EVEN APPS have features that pop up to remind the subscriber to greet someone on her birthday. Social groups have a birthday beagle tasked with unleashing a tide of greetings for the celebrant.
It’s considered a social slight to forget the birthday of someone close to you, or who considers herself so, say, a spouse. It is, after all, a matter of putting an alert on the phone to remind you on a marked day to send a two-worded text that can further be abbreviated to HB. Is that so hard to do, the offended one may well ask? Even bank clients and school alumni automatically get some kind of greeting on their special day. Sure, it looks like something spewed out by a computer app — may the sun shine on your back not on your face; but there it is.
Complicated relationships can make this simple social nicety fraught.

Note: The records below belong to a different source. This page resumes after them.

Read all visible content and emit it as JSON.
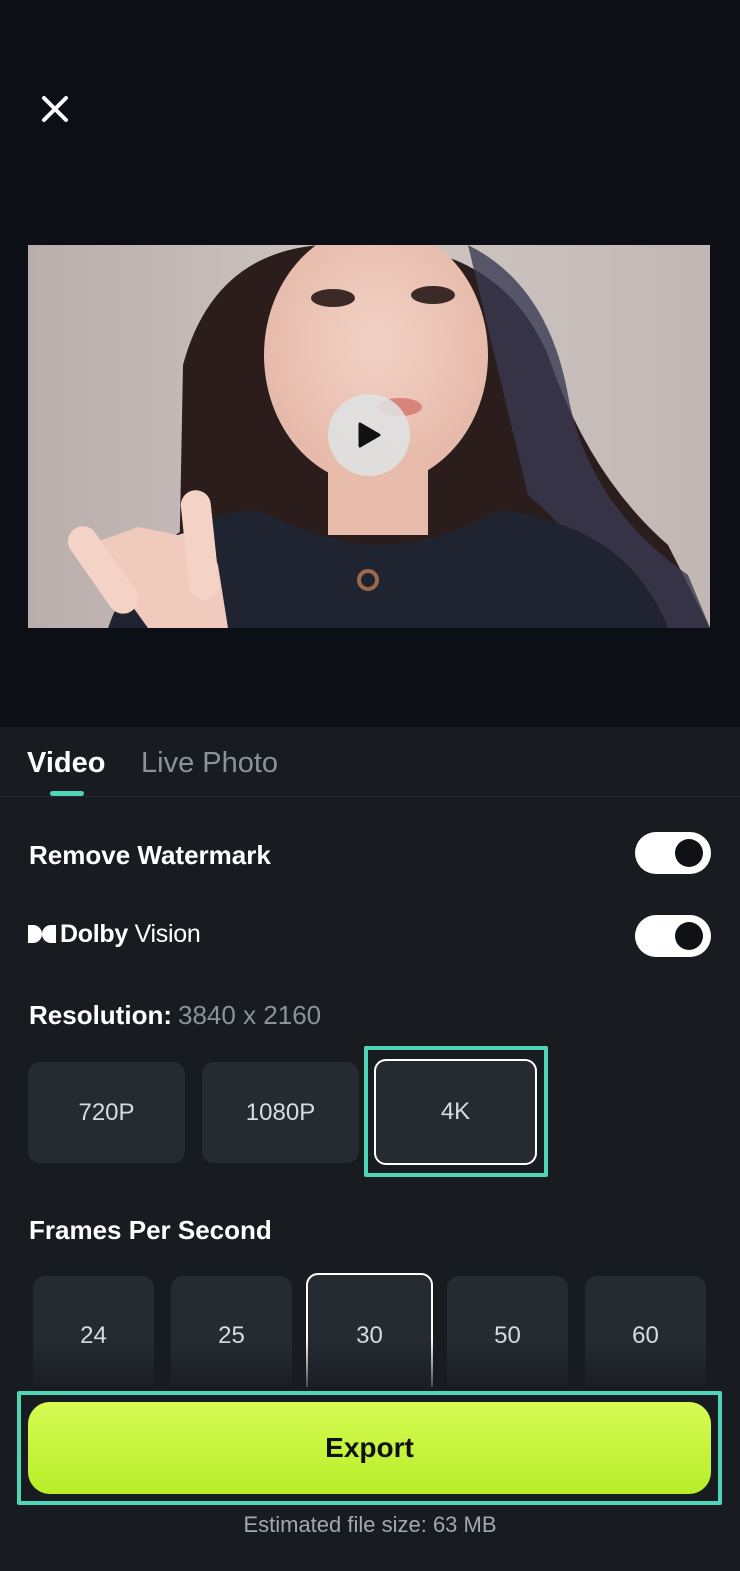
{
  "header": {
    "close_icon": "close-icon"
  },
  "preview": {
    "play_icon": "play-icon"
  },
  "tabs": [
    {
      "label": "Video",
      "active": true
    },
    {
      "label": "Live Photo",
      "active": false
    }
  ],
  "settings": {
    "remove_watermark": {
      "label": "Remove Watermark",
      "enabled": true
    },
    "dolby_vision": {
      "brand_bold": "Dolby",
      "brand_light": " Vision",
      "enabled": true
    }
  },
  "resolution": {
    "label": "Resolution:",
    "value": "3840 x 2160",
    "options": [
      "720P",
      "1080P",
      "4K"
    ],
    "selected": "4K"
  },
  "fps": {
    "label": "Frames Per Second",
    "options": [
      "24",
      "25",
      "30",
      "50",
      "60"
    ],
    "selected": "30"
  },
  "export": {
    "button_label": "Export",
    "file_size_text": "Estimated file size: 63 MB"
  },
  "colors": {
    "accent": "#4fd6b9",
    "export_button": "#c6f53a",
    "background": "#0c1016",
    "sheet": "#181c21"
  }
}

An undefined yet intimate entanglement that is fraying at the edges and punctuated with weekly banging of doors and huffy exits without finishing a drink may cross into that red-letter day before the meetings for coffee and shared showers are officially ended. What is one party, having loudly declared a vow of silence to do when the day arrives for sending the obligatory greeting? Does he send a self-pitying message — greetings on your natal day from someone whose love for you has long been unrequited? This is, after all, about the birthday girl and not the melodramatic and soon-to-be ex-mate. (Why is it always about you?) The better route here may be to just refrain from anything more than HB. Or simply let the day slide as a number on the calendar.
What about someone whose name appears with a birthday cake on the phone calendar but whose role in one’s life is very much over, even forgotten? Did he survive his last stroke?
There is no problem with Masters of the Universe (MOTU) types. They’re in everybody’s greet list and get inundated with long proverbs and excerpts from the Old Testament (the serpent’s head will be crushed by a woman). Do they even bother to acknowledge the greeting? They’re too busy for that, unless it is to inquire what the allusion is supposed to mean.
As a recipient of a greeting, never mind if routine, the birthday celebrant may be touched even by the thoughtfulness of an unknown number. Is it acceptable to inquire “who’s this”? Isn’t that insensitivity avoidable for one who should have registered in the sender ID? It’s best to just reply — thanks for remembering. The return message may surprise — so, when do you plan to pay me?
Social rituals like congratulations for some accomplishment, condolences for the bereaved, or birthday greetings tend to be couched in well-worn phrases, trite in their delivery. But the simple gesture of being remembered is a comfort in its simplicity and grace. It is a connection that preserves a friendship. Never mind if the greeter is not invited to the birthday party — I hope you got the invitation we sent out.
Still, forgetting a birthday, or, worse, remembering it and not sending out even a short text message, can unravel a fabric that binds two individuals.
Remembering birthdays entails more than a greeting. There is too the expected gift that comes with the day. But here the unwritten rule is that if there is no celebration one is invited to, the greeting will suffice.
Is it really such a big deal to mark birthdays and reap some social costs for ignoring them? There perhaps comes a time when birthdays become less of a milestone (another year of life) and more of a nasty reminder of a dreaded boarding announcement. At the age when the senior citizen discount card is disintegrating, a greeting may be viewed as a form of mocking.
Still, another year of celebration can only be a gift, with or without a greeting to accompany it. Having no birthdays to remember can only mean there are fewer alerts on the phone, maybe because many have been deleted for reasons of estrangement or the absence of the celebrant in this world.
When in doubt on the exact day or the possible reaction of the celebrant, it’s best to simply send a greeting and find out if the party will reply with a note of thanks or an irritated rejoinder — missent message?